Paul J. Silvia (2007) How to Write a Lot: A Practical Guide to Productive Academic Writing. American Psychological Association: Washington, DC.
This is a very good natured book on how to approach academic writing. The simplest, while probably also the hardest, advice Silvia offers is to stick to a regular writing schedule instead of trusting the spur of the moment or the occasional inspiration to provide writing impulses. To this recovering binge writer this seems to be very sound advice, indeed. The upbeat prose and some practical tips for the journal submission process makes this a very agreeable and helpful read.
Clay Shirky (2010) Cognitive Surplus: Creativity and Generosity in a Connected Aged. The Penguin Press: New York.
There seems to be a pattern with me and books by Clay Shirky. I see the talk, like the basic idea and leave it at that, only to return a few months later to actually read the book and find much of value there. This was true for “Here Comes Everybody” and it’s also true this time around for “Cognitive Surplus”. Let’s see if the pattern holds in the future.

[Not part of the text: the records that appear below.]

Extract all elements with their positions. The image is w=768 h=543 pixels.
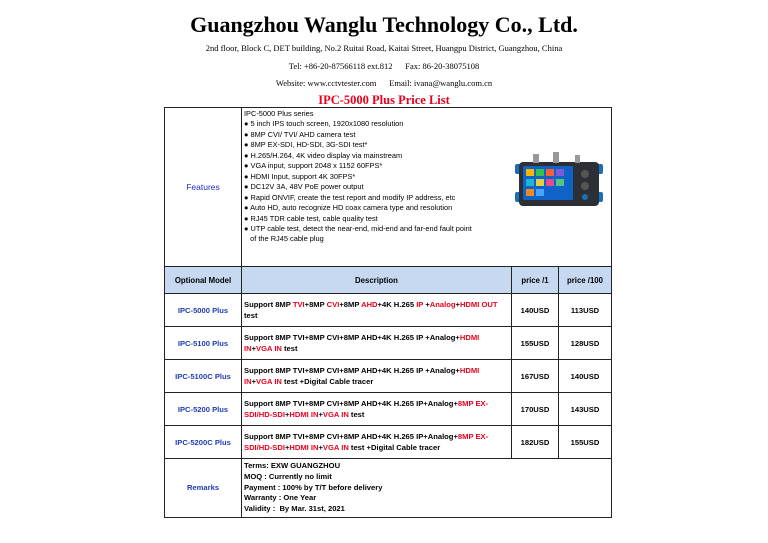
price-hundred: 128USD (559, 327, 612, 360)
model-name: IPC-5200C Plus (165, 426, 242, 459)
web-email: Website: www.cctvtester.com Email: ivana@wanglu.com.cn (275, 78, 493, 88)
feature-item: ● 8MP EX-SDI, HD-SDI, 3G-SDI test* (244, 140, 368, 150)
model-description: Support 8MP TVI+8MP CVI+8MP AHD+4K H.265 IP+Analog+8MP EX-SDI/HD-SDI+HDMI IN+VGA IN test (242, 393, 512, 426)
model-name: IPC-5100 Plus (165, 327, 242, 360)
feature-item: ● 8MP CVI/ TVI/ AHD camera test (244, 129, 356, 139)
model-description: Support 8MP TVI+8MP CVI+8MP AHD+4K H.265 IP+Analog+8MP EX-SDI/HD-SDI+HDMI IN+VGA IN test +Digital Cable tracer (242, 426, 512, 459)
price-single: 182USD (512, 426, 559, 459)
header-model: Optional Model (165, 267, 242, 294)
feature-item: of the RJ45 cable plug (244, 234, 324, 244)
features-cell (242, 108, 612, 267)
features-row (165, 108, 612, 267)
remarks-line: Warranty : One Year (244, 493, 317, 503)
remarks-label: Remarks (165, 459, 242, 518)
tel-fax: Tel: +86-20-87566118 ext.812 Fax: 86-20-38075108 (288, 61, 480, 71)
remarks-line: Validity : By Mar. 31st, 2021 (244, 504, 345, 514)
table-row (165, 393, 612, 426)
price-single: 155USD (512, 327, 559, 360)
feature-item: ● DC12V 3A, 48V PoE power output (244, 182, 364, 192)
price-hundred: 155USD (559, 426, 612, 459)
remarks-cell (242, 459, 612, 518)
tester-device-photo (513, 150, 605, 212)
table-row (165, 294, 612, 327)
feature-item: ● H.265/H.264, 4K video display via mainstream (244, 150, 403, 160)
table-header (165, 267, 612, 294)
remarks-row (165, 459, 612, 518)
remarks-line: Terms: EXW GUANGZHOU (244, 461, 341, 470)
model-name: IPC-5000 Plus (165, 294, 242, 327)
model-name: IPC-5200 Plus (165, 393, 242, 426)
table-row (165, 426, 612, 459)
feature-item: ● Auto HD, auto recognize HD coax camera type and resolution (244, 203, 453, 213)
feature-item: ● UTP cable test, detect the near-end, mid-end and far-end fault point (244, 223, 472, 233)
company-address: 2nd floor, Block C, DET building, No.2 Ruitai Road, Kaitai Street, Huangpu District, Guangzhou, China (205, 43, 563, 53)
price-single: 167USD (512, 360, 559, 393)
table-row (165, 360, 612, 393)
model-description: Support 8MP TVI+8MP CVI+8MP AHD+4K H.265 IP +Analog+HDMI OUT test (242, 294, 512, 327)
feature-item: ● 5 inch IPS touch screen, 1920x1080 resolution (244, 119, 404, 129)
feature-item: ● RJ45 TDR cable test, cable quality test (244, 213, 378, 223)
price-single: 140USD (512, 294, 559, 327)
company-name: Guangzhou Wanglu Technology Co., Ltd. (190, 12, 578, 37)
remarks-line: MOQ : Currently no limit (244, 471, 332, 481)
price-hundred: 113USD (559, 294, 612, 327)
feature-item: ● VGA input, support 2048 x 1152 60FPS* (244, 161, 383, 171)
price-hundred: 140USD (559, 360, 612, 393)
feature-item: ● Rapid ONVIF, create the test report and modify IP address, etc (244, 192, 456, 202)
feature-item: IPC-5000 Plus series (244, 109, 314, 118)
model-name: IPC-5100C Plus (165, 360, 242, 393)
header-description: Description (242, 267, 512, 294)
price-hundred: 143USD (559, 393, 612, 426)
model-description: Support 8MP TVI+8MP CVI+8MP AHD+4K H.265 IP +Analog+HDMI IN+VGA IN test (242, 327, 512, 360)
features-label: Features (165, 108, 242, 267)
price-table (164, 107, 612, 518)
price-single: 170USD (512, 393, 559, 426)
model-description: Support 8MP TVI+8MP CVI+8MP AHD+4K H.265 IP +Analog+HDMI IN+VGA IN test +Digital Cable tracer (242, 360, 512, 393)
feature-item: ● HDMI Input, support 4K 30FPS* (244, 171, 356, 181)
header-price-1: price /1 (512, 267, 559, 294)
remarks-line: Payment : 100% by T/T before delivery (244, 482, 383, 492)
price-list-title: IPC-5000 Plus Price List (318, 93, 450, 107)
table-row (165, 327, 612, 360)
header-price-100: price /100 (559, 267, 612, 294)
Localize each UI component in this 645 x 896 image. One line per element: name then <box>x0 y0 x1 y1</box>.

In “Cognitive Surplus” Shirky argues that during the second half of last century the majority of people in the West suddenly found themselves with a lot of spare time on their hands. Shirky calls this the Cognitive Surplus. To Shirky social media would enable users to do better things with that surplus than watch TV. Shirky starts by describing the new media environment and the ermergent possibilities to use social media for social good. Still, he does not argue in favor of a simplistic technological determinism the likes of: “We have the tools now they will be used for good”. Instead, he discusses preconditions for the successful use of social media, the strongest being: intrinsic motivation of the contributors and a supportive culture among groups of users. He closes with some rules of thumb of elements that, in his experience, contribute to the success of social media ventures. Usually I am not a big fan of those list, but his remarks seem sensible enough and might actually help in the development of social media services.
As usual with Shirky, “Cognitive Surplus” is a very readable book. Shirky uses well chosen stories to illustrate the possibilities of social media use. He combines these stories with accounts of research relevant to his argument. For me “Cognitive Surplus” works as a very useful addition to his prior book “Here Comes Everybody”. While in his prior book he argued very convincingly in favor of the transformative potential of widespread social media use, in “Cognitive Surplus” he adds some useful conjectures on the reasons why people might be motivated to invest significant time and effort into producing content through social media.